和菓子職人の見習い、弟子入り

弟子入りと就職の違い

近年、和菓子職人を目指す人の多くは高校卒業後に製菓学校へ進学して技術を学び、卒業してから和菓子店の就職試験に臨んでいます。

営業や事務職の人と同じように、就職活動をして就職先を見つけるというパターンです。

一方、弟子入りは通常の就職とは異なり、自分が目標とする一流和菓子職人やその人が所属する和菓子店に直談判をして、弟子入りを認めてもらうというものです。

昔は丁稚奉公のように、給料なしで奉公をする代わりに技術を教えてもらうというケースが多かったものの、現代では弟子にも給料が支払われるのが常識です。

とはいえ一般的に、通常の募集で入社した人に比べると、弟子入りした人の方が収入は少ない傾向にあります。

弟子入りするメリット

製菓学校では生徒の幅広いニーズに応えるため、さまざまなカリキュラムや技術を広く浅く学びます。

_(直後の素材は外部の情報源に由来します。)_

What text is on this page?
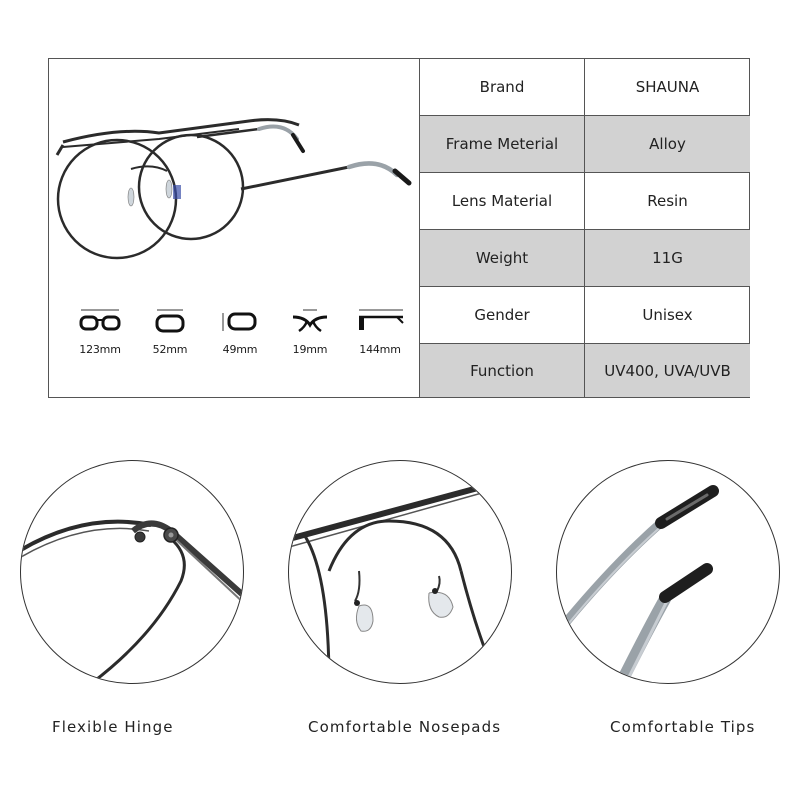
123mm	52mm	49mm	19mm	144mm
Brand	SHAUNA
Frame Meterial	Alloy
Lens Material	Resin
Weight	11G
Gender	Unisex
Function	UV400, UVA/UVB
Flexible Hinge	Comfortable Nosepads	Comfortable Tips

つまり、菓子作りについて幅広い知識は得られるものの、和菓子専門の技術までは習得できないというのが現状です。

ましてや、伝統を守りつつも店ごとのオリジナリティが必要な和菓子業界では、その店ならではのやり方、技術を学ぶことが重要になります。

「この師匠につきたい」「この店のこの商品を作りたい」という明確な希望がある人の場合は、製菓学校に進学するよりも弟子入りした方が、一流和菓子職人への近道だといえるかもしれません。

見習い期間の仕事内容

弟子でも、通常の就職で入社した新人でも、すぐに手取り足取り和菓子作りを教えてもらえるわけではないのが職人の世界です。

掃除や洗い物、配達などの和菓子作りとは遠い雑用から入り、数ヶ月~数年間勤めると餡炊きなどの下準備をやらせてもらえるように。

さらに数ヶ月~数年後にやっと和菓子作りにかかわることができるのが一般的です。

見習い期間は店によってさまざまですが、雑用や下準備作業の重労働、憧れの和菓子作りという仕事になかなか手が届かないというジレンマから、この期間中にほとんどの人が離職してしまいます。

過酷な見習いに耐え抜いたほんの一握りの人だけが、和菓子職人として活躍できるようになるのです。